Berlin is situated four hundred and forty seven kilometers south-south-west of the southern tip of Öland. In Berlin, along the canals, a lot of Starlings and Black Headed Gulls from Öland spend the winter. They move by comparing where it is most beneficial to live with how much energy or risk is involved in getting there. An equation that is also enacted by people, either by their own choice or by coercion. Today's tourism could be seen as an example of the kind of movements made by migratory birds, whilst forced migration is its opposite.

The pavilion in which the exhibition takes place, designed by the architect Jan Gezelius (1923-2016), was opened in 1961. It was intended as a migratory bird museum, a feature that other buildings in the area have taken over today. It is in many ways an ingenious piece of architecture. Partly because the building is located on a small ridge in the landscape, a directional shape in keeping with the stretch of the site. Gezelius has said – It’s about explaining the landscape to itself by building in it. Ingenious also for how the exterior's symmetrical and monumental appearance surprises one when entering, because there are sight lines in two directions and light from all directions. The thin wall elements are joined by light rather than by the rails and nails, and the ceiling seems to be hovering above the walls. The building is a compass for an immense outer and inner landscape and we have collaborated together in order to determine which images to display. According to Gezelius, a building can also resemble a crystal, a material that may include and express complex structures. As oracles we gaze into the crystal in order to discern the pattern of which we are a part.

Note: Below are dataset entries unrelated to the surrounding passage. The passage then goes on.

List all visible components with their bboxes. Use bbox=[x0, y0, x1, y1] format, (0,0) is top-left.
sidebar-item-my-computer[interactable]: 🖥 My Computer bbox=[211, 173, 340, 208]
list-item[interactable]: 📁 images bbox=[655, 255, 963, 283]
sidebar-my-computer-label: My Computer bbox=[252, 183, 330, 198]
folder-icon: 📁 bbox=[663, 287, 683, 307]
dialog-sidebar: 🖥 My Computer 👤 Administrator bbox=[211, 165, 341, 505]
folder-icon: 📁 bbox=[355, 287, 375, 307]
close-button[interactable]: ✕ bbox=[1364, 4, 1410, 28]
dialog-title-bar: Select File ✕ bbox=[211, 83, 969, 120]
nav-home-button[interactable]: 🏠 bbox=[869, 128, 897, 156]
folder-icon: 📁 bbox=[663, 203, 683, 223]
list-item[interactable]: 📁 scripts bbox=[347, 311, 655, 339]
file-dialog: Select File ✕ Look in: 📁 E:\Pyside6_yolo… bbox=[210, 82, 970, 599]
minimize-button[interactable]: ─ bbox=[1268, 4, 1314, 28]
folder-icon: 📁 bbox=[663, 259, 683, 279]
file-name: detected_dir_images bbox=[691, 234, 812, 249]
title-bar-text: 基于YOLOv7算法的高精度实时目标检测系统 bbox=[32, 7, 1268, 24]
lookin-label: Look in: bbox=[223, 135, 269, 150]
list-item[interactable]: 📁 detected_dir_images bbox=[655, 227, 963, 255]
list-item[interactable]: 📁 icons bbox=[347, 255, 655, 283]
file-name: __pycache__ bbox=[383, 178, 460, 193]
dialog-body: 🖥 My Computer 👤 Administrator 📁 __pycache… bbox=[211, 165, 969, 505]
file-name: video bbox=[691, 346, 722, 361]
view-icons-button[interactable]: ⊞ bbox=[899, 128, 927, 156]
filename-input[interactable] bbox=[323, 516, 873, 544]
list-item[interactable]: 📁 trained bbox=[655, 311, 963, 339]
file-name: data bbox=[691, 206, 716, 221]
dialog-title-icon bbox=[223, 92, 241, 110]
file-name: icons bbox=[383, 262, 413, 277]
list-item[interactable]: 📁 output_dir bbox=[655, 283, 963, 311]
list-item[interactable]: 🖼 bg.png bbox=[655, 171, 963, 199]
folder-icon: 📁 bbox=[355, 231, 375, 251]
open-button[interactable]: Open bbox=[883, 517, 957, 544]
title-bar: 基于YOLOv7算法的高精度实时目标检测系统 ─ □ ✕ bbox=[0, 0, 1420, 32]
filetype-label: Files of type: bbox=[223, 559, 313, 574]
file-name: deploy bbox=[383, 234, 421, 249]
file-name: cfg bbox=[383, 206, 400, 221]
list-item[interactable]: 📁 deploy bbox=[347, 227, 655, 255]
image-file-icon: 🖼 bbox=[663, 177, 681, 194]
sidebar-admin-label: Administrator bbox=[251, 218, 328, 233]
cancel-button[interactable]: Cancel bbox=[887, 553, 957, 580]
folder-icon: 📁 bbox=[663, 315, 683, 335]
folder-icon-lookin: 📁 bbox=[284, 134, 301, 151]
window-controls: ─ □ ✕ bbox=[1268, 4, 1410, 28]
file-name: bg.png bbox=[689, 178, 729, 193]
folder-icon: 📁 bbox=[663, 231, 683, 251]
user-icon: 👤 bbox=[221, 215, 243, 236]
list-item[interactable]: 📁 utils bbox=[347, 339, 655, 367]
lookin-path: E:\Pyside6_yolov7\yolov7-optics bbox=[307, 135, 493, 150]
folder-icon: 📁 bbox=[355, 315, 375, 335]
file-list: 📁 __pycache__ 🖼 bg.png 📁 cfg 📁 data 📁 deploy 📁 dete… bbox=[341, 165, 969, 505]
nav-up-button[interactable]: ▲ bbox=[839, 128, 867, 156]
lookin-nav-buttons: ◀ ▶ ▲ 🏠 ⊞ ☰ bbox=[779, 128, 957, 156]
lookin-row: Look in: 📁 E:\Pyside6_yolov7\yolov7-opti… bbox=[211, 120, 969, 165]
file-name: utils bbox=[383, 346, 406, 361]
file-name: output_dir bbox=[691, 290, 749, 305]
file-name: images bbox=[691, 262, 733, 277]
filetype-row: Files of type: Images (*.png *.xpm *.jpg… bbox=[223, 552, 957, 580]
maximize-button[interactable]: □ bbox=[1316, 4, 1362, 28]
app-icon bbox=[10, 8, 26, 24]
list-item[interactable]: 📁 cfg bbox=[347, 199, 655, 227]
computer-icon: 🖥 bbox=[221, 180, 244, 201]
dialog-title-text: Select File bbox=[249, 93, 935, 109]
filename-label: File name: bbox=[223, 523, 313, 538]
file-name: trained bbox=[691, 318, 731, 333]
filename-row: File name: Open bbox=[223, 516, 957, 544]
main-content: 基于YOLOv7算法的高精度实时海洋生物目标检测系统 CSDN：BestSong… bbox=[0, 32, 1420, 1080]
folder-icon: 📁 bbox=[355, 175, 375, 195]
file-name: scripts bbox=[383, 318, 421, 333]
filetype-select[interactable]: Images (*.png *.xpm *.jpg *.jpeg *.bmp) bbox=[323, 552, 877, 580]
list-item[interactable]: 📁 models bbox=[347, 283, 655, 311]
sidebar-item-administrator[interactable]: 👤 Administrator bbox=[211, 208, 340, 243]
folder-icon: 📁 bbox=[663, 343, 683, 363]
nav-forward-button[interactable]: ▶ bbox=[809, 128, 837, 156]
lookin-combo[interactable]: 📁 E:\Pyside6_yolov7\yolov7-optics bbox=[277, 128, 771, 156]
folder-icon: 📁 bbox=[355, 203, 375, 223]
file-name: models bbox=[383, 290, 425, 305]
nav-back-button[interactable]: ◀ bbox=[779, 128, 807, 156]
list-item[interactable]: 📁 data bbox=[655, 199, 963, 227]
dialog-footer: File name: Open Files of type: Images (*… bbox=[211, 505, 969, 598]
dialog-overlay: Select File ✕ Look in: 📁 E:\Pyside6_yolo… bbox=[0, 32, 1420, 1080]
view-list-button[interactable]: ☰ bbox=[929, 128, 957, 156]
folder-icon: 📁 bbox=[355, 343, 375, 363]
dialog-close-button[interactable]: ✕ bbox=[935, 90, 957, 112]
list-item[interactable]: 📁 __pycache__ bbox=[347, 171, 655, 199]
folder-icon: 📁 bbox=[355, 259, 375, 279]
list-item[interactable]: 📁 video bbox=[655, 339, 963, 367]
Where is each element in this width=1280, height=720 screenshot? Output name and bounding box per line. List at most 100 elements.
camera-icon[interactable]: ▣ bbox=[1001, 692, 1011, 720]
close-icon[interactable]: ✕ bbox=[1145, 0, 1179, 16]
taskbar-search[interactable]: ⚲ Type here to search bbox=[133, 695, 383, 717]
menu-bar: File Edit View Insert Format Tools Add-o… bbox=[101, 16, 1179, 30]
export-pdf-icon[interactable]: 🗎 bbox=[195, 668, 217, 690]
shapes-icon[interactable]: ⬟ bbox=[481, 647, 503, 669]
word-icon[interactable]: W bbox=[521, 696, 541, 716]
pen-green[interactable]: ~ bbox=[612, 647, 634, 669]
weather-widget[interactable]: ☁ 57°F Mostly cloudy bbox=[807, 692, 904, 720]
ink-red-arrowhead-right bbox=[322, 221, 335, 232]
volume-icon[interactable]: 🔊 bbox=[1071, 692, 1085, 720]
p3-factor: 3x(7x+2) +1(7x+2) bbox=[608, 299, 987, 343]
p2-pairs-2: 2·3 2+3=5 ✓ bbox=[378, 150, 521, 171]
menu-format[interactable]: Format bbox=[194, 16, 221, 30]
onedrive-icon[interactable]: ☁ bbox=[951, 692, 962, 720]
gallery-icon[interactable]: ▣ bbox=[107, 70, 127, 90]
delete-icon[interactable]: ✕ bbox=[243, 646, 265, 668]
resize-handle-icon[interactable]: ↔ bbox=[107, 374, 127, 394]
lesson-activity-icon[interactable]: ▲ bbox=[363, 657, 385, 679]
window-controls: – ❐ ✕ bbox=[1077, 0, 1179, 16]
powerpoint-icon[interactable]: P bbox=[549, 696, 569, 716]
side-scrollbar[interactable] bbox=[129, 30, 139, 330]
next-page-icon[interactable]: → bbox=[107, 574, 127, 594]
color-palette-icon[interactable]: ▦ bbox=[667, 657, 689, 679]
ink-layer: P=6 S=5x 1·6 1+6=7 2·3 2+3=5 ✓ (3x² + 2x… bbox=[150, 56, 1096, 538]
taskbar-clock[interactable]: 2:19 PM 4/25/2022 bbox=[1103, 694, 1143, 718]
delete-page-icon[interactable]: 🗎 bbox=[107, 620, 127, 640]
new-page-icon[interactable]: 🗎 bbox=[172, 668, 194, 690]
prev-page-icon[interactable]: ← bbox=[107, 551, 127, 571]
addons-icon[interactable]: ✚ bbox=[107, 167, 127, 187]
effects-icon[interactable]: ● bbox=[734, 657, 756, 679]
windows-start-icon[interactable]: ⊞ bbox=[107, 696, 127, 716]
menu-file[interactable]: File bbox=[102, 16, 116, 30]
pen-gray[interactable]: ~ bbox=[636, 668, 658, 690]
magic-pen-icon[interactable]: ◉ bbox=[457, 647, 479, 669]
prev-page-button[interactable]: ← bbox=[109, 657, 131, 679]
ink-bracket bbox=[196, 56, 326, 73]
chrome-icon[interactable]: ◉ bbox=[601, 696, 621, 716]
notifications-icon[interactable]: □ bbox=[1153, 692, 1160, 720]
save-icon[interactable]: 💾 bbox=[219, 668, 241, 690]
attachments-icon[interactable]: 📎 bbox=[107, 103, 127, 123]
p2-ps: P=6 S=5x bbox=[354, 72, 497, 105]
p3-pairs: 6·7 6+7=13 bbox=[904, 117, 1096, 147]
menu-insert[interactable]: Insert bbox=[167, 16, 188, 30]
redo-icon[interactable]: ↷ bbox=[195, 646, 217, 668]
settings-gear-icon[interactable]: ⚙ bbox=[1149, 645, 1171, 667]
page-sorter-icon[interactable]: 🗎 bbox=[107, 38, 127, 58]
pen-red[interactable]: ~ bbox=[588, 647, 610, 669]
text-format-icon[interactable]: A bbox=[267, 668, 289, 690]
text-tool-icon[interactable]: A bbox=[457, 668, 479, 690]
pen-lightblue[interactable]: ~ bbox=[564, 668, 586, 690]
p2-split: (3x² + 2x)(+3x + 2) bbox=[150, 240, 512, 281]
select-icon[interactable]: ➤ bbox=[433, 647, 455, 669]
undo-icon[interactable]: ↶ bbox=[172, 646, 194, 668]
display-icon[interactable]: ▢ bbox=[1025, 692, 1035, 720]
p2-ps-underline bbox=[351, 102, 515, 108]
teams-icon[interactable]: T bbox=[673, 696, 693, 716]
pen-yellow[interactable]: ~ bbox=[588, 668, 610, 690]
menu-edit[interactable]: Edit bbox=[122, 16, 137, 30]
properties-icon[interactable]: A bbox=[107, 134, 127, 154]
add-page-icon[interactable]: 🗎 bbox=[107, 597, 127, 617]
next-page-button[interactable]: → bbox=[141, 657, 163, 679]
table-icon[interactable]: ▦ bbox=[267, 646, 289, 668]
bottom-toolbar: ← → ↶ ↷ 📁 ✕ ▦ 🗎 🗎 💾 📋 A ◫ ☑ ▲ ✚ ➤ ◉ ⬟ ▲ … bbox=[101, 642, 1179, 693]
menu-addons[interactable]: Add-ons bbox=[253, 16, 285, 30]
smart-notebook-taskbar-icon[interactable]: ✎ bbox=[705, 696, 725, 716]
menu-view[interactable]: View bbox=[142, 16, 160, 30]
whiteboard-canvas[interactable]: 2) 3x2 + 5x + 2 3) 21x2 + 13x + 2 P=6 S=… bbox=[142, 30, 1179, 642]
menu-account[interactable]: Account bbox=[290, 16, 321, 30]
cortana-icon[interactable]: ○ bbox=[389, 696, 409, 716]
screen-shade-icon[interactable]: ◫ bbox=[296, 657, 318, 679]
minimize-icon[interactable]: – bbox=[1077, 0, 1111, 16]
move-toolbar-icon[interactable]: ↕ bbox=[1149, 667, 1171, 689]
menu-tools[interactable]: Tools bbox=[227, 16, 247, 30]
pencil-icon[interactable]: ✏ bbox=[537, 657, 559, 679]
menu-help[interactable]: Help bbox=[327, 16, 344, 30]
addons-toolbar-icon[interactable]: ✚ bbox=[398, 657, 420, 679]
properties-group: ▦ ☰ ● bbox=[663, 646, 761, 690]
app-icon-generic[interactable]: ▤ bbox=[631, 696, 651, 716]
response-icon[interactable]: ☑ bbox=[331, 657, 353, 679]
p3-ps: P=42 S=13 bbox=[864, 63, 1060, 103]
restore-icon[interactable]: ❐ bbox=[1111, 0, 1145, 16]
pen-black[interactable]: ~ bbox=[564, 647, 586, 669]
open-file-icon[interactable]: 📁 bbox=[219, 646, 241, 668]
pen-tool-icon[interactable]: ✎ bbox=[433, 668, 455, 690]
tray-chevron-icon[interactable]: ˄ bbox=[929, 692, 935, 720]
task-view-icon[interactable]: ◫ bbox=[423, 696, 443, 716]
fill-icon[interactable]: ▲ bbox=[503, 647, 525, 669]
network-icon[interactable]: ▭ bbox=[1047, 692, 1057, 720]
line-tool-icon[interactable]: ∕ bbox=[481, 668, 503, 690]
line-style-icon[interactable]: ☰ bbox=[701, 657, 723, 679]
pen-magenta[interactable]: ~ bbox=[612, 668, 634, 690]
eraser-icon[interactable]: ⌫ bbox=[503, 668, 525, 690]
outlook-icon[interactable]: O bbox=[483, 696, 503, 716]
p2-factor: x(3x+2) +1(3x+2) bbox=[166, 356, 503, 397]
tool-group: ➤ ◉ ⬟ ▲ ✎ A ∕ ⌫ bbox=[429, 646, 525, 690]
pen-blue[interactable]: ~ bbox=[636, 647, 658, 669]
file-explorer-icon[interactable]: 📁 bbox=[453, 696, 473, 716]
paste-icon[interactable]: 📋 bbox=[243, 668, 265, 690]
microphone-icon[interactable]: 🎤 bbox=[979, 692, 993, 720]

Visibility is the most prominent feature of photography. There is always a lot in a photograph to see, identify and define. Which also risks dominating the experience.  As soon as you enter into dialogue with a photo, you know that you are being robbed. The mechanical representation of photography gives very little back a priori, it demands and takes everything from you, as it is you who give it a sense and meaning. The artist may be absent. In a positive sense this means that we are all producers of the photographs presented as well as producers of constantly new images in that flow. I decided to also behold and observe these photographs and ended up just here in time and space. The Crystal is an instant as short as the shutter of the camera.